Adam Bodnar zaprezentował dziś w Senacie informacje o swojej działalności w ub. roku oraz ocenił stan przestrzegania wolności i praw obywatela w Polsce. Gdy tylko zaczął swoje wystąpienie, salę opuścili senatorowie partii rządzącej.

- „Wyszliśmy z sali obrad, bo chcieliśmy pokazać nasz stosunek nie tylko do kadencji pana Bodnara, bardzo upolitycznionej, ale przede wszystkim do tego, jak zachowywał się on w Senacie - jakby był Trybunałem Konstytucyjnym, gdy oceniał nasze działania jako niekonstytucyjne, bardzo przekraczając w ten sposób swoje kompetencje i uprawnienia”

- wyjaśnił w rozmowie z PAP wicemarszałek Senatu Marek Pęk.

Zaznaczył, że senatorowie PiS nie zgadzają się na proponowaną przez opozycję uchwałę mającą wyrazić uznanie dla Adama Bodnara jako Rzecznika Praw Obywatelskich.

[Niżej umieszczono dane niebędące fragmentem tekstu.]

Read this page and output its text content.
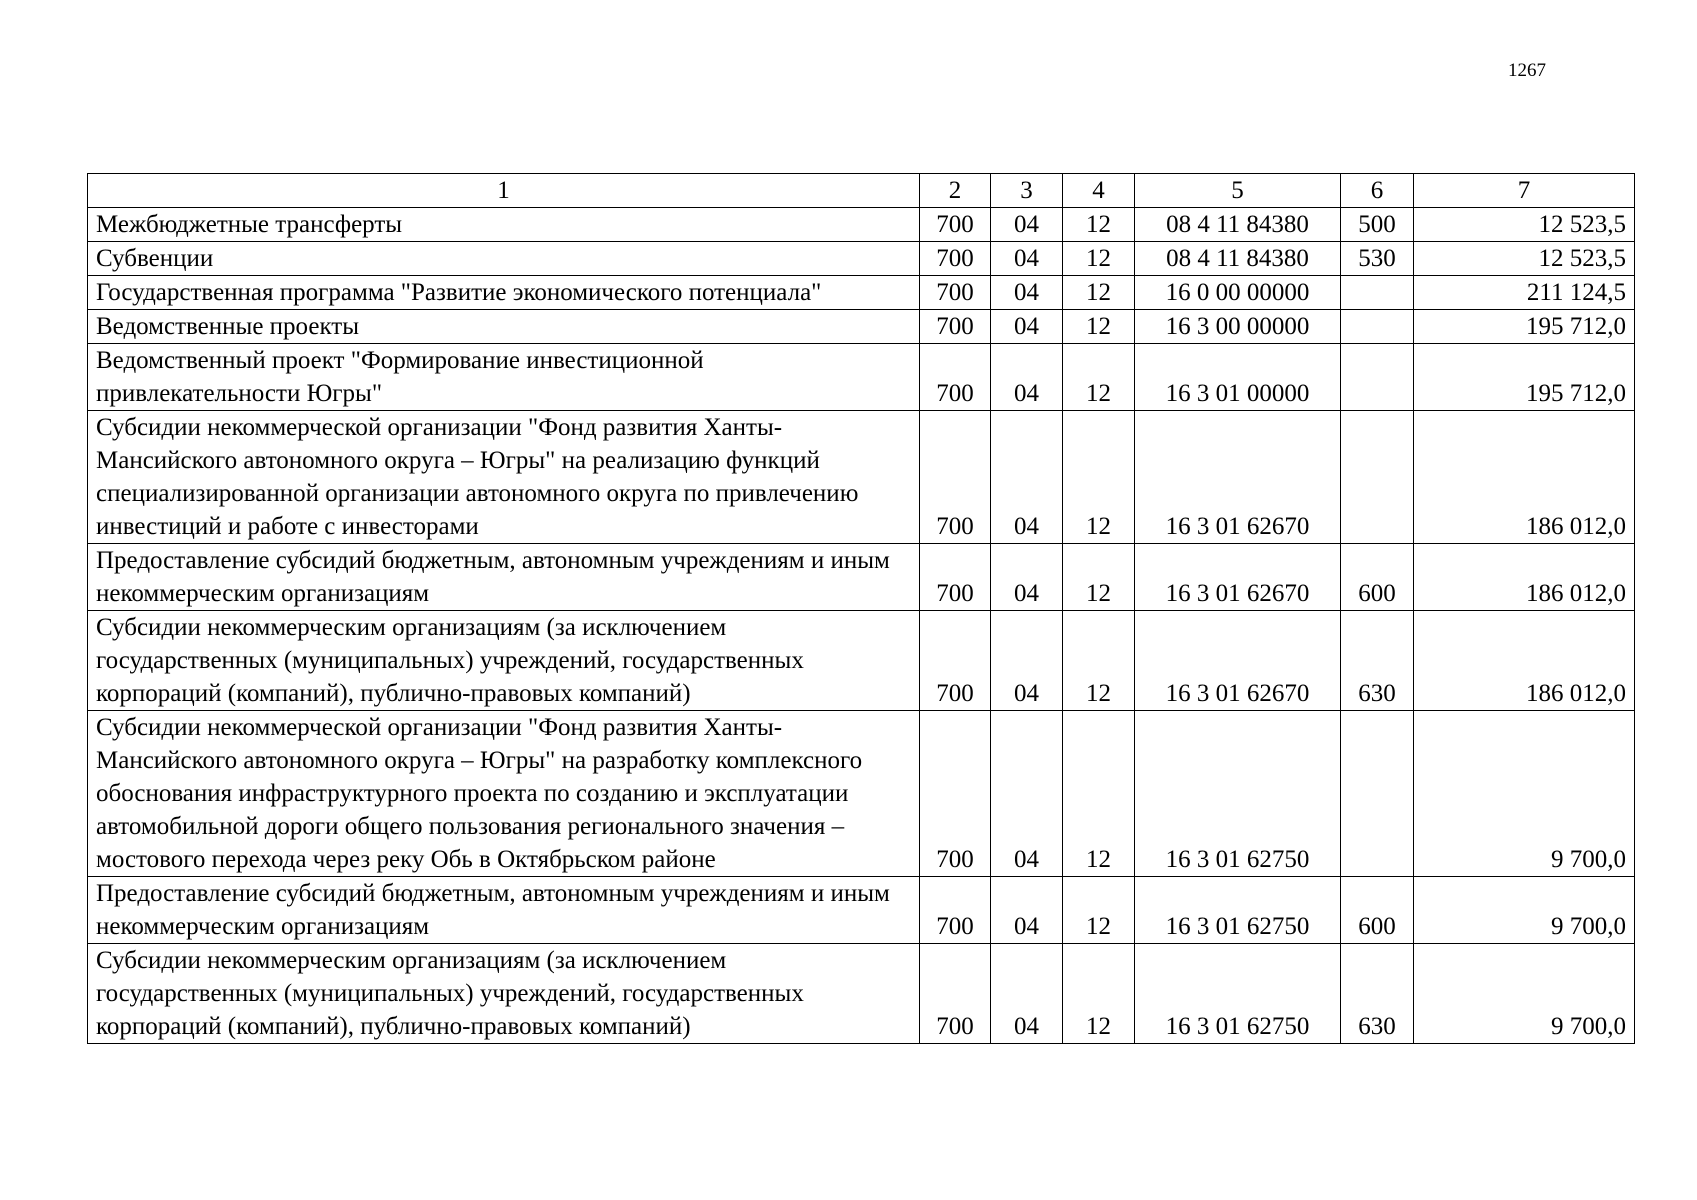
1267
1	2	3	4	5	6	7
Межбюджетные трансферты	700	04	12	08 4 11 84380	500	12 523,5
Субвенции	700	04	12	08 4 11 84380	530	12 523,5
Государственная программа "Развитие экономического потенциала"	700	04	12	16 0 00 00000		211 124,5
Ведомственные проекты	700	04	12	16 3 00 00000		195 712,0
Ведомственный проект "Формирование инвестиционной привлекательности Югры"	700	04	12	16 3 01 00000		195 712,0
Субсидии некоммерческой организации "Фонд развития Ханты-Мансийского автономного округа – Югры" на реализацию функций специализированной организации автономного округа по привлечению инвестиций и работе с инвесторами	700	04	12	16 3 01 62670		186 012,0
Предоставление субсидий бюджетным, автономным учреждениям и иным некоммерческим организациям	700	04	12	16 3 01 62670	600	186 012,0
Субсидии некоммерческим организациям (за исключением государственных (муниципальных) учреждений, государственных корпораций (компаний), публично-правовых компаний)	700	04	12	16 3 01 62670	630	186 012,0
Субсидии некоммерческой организации "Фонд развития Ханты-Мансийского автономного округа – Югры" на разработку комплексного обоснования инфраструктурного проекта по созданию и эксплуатации автомобильной дороги общего пользования регионального значения – мостового перехода через реку Обь в Октябрьском районе	700	04	12	16 3 01 62750		9 700,0
Предоставление субсидий бюджетным, автономным учреждениям и иным некоммерческим организациям	700	04	12	16 3 01 62750	600	9 700,0
Субсидии некоммерческим организациям (за исключением государственных (муниципальных) учреждений, государственных корпораций (компаний), публично-правовых компаний)	700	04	12	16 3 01 62750	630	9 700,0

- „Senat nie powinien angażować swojego autorytetu, by w ten sposób okazywać wsparcie i dawać pochwały, laurki pełniącemu jeszcze obowiązki, czynnemu urzędnikowi. To dodatkowo wskazuje na pełne upolitycznienie obecnie tego urzędu i wspieranie przez pana Bodnara polityki Platformy Obywatelskiej”

- wskazał wicemarszałek.

Wystąpienie Bodnara oraz tę uchwałę wicemarszałek Pęk określa jako „stricte polityczny spektakl”, w którym politycy PiS nie chcą brać udziału.